La dieta mediterranea, ad esempio, è particolarmente efficace perché riduce l’infiammazione e aiuta a mantenere un buon peso corporeo. Alcuni alimenti come frutta, verdura e olio d’oliva, hanno dimostrato di avere effetti positivi sulla salute del cuore mentre, un’elevata assunzione di sodio, alimenti ultraprocessati, zuccheri semplici e grassi saturi si associa a un incremento del rischio di eventi cardiovascolari.1

La dieta ha anche un effetto diretto sul microbiota intestinale, influenzando la salute del cuore. Proprio per questo è cruciale adottare abitudini alimentari sane e uno stile di vita attivo, fin dalla giovane età.1

Quali sono dunque i prodotti migliori da assumere? Le linee guida dietetiche raccomandano di consumare molti alimenti ricchi di fibre, antiossidanti, vitamine, minerali e grassi insaturi, limitando, al contempo, l’assunzione di sale, zuccheri raffinati e grassi saturi.1

Alla componente nutrizionale si associa strettamente il controllo del peso corporeo. Sia il sovrappeso che l’obesità costituiscono fattori di rischio cardiovascolare maggiori.
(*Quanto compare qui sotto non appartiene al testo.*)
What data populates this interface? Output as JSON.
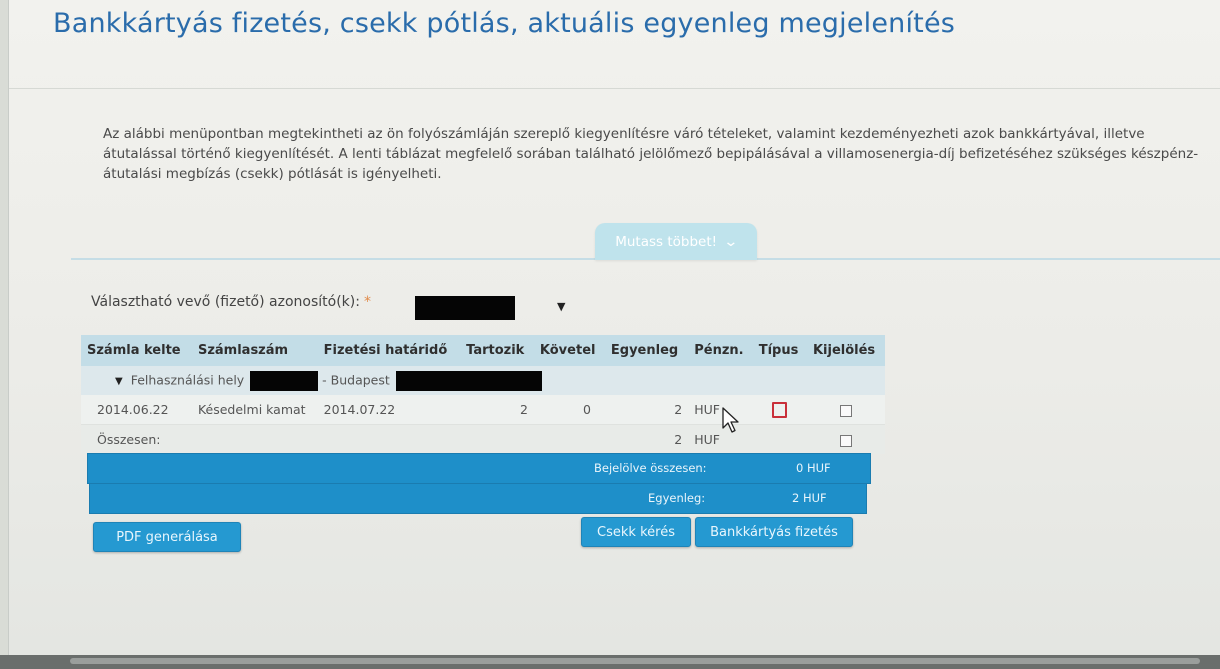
{
  "page": {
    "title": "Bankkártyás fizetés, csekk pótlás, aktuális egyenleg megjelenítés",
    "intro": "Az alábbi menüpontban megtekintheti az ön folyószámláján szereplő kiegyenlítésre váró tételeket, valamint kezdeményezheti azok bankkártyával, illetve átutalással történő kiegyenlítését. A lenti táblázat megfelelő sorában található jelölőmező bepipálásával a villamosenergia-díj befizetéséhez szükséges készpénz-átutalási megbízás (csekk) pótlását is igényelheti.",
    "show_more_label": "Mutass többet!"
  },
  "selector": {
    "label": "Választható vevő (fizető) azonosító(k):",
    "required_mark": "*"
  },
  "table": {
    "columns": [
      "Számla kelte",
      "Számlaszám",
      "Fizetési határidő",
      "Tartozik",
      "Követel",
      "Egyenleg",
      "Pénzn.",
      "Típus",
      "Kijelölés"
    ],
    "group": {
      "label": "Felhasználási hely",
      "city": "- Budapest"
    },
    "row": {
      "date": "2014.06.22",
      "number": "Késedelmi kamat",
      "due": "2014.07.22",
      "debit": "2",
      "credit": "0",
      "balance": "2",
      "currency": "HUF"
    },
    "total": {
      "label": "Összesen:",
      "balance": "2",
      "currency": "HUF"
    }
  },
  "summary": {
    "selected_label": "Bejelölve összesen:",
    "selected_value": "0 HUF",
    "balance_label": "Egyenleg:",
    "balance_value": "2 HUF"
  },
  "buttons": {
    "pdf": "PDF generálása",
    "check": "Csekk kérés",
    "card": "Bankkártyás fizetés"
  },
  "colors": {
    "title": "#2a6cab",
    "accent": "#1e8fc9",
    "header_bg": "#c3dde7",
    "type_icon": "#c9303a"
  }
}
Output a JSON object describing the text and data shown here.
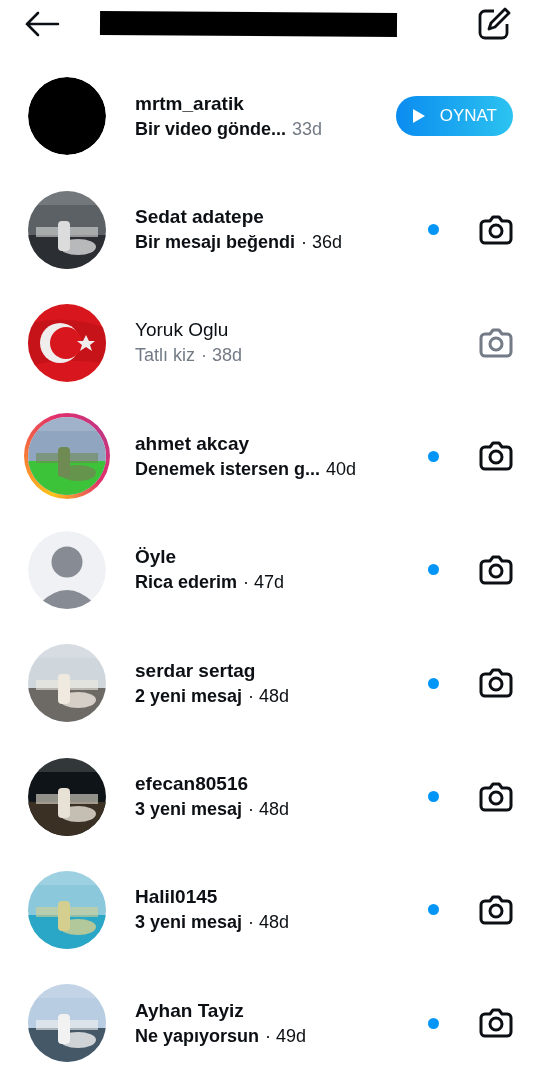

È fondamentale mantenere un peso corporeo ideale: per questo, ai soggetti in sovrappeso oppure obesi, si raccomanda una riduzione del peso, finalizzata anche alla diminuzione della pressione arteriosa, dei valori di grassi (colesterolo) e dello zucchero (glucosio) nel sangue, migliorando così il profilo di rischio cardiovascolare globale.

L’indice di massa corporea, o BMI, è per definizione l’indicatore di riferimento per studi epidemiologici e di screening di obesità.3 Si considera normopeso un soggetto con Indice di Massa Corporea compreso tra 18,50 e 24,99 kg/m2.4

Le evidenze scientifiche indicano che la nutrizione, incidendo direttamente sul BMI e su molti altri fattori di rischio rappresenta una delle leve più efficaci nella prevenzione della mortalità cardiovascolare.1

A qualsiasi età, possiamo adottare semplici abitudini, tra cui quelle alimentari, per mantenere il cuore in salute e vivere una vita piena e attiva, libera da altre comorbidità.

Bibliografia

  1. Casas R., et al. Nutrition and Cardiovascular Health. Int J Mol Sci. 2018 Dec;19(12):3988.
  2. Lakatta EG, et al. Arterial and cardiac aging: major shareholders in cardiovascular disease enterprises: Part II: the aging heart in health: links to heart disease. Circulation. 2003 Jan 21;107(2):346-54.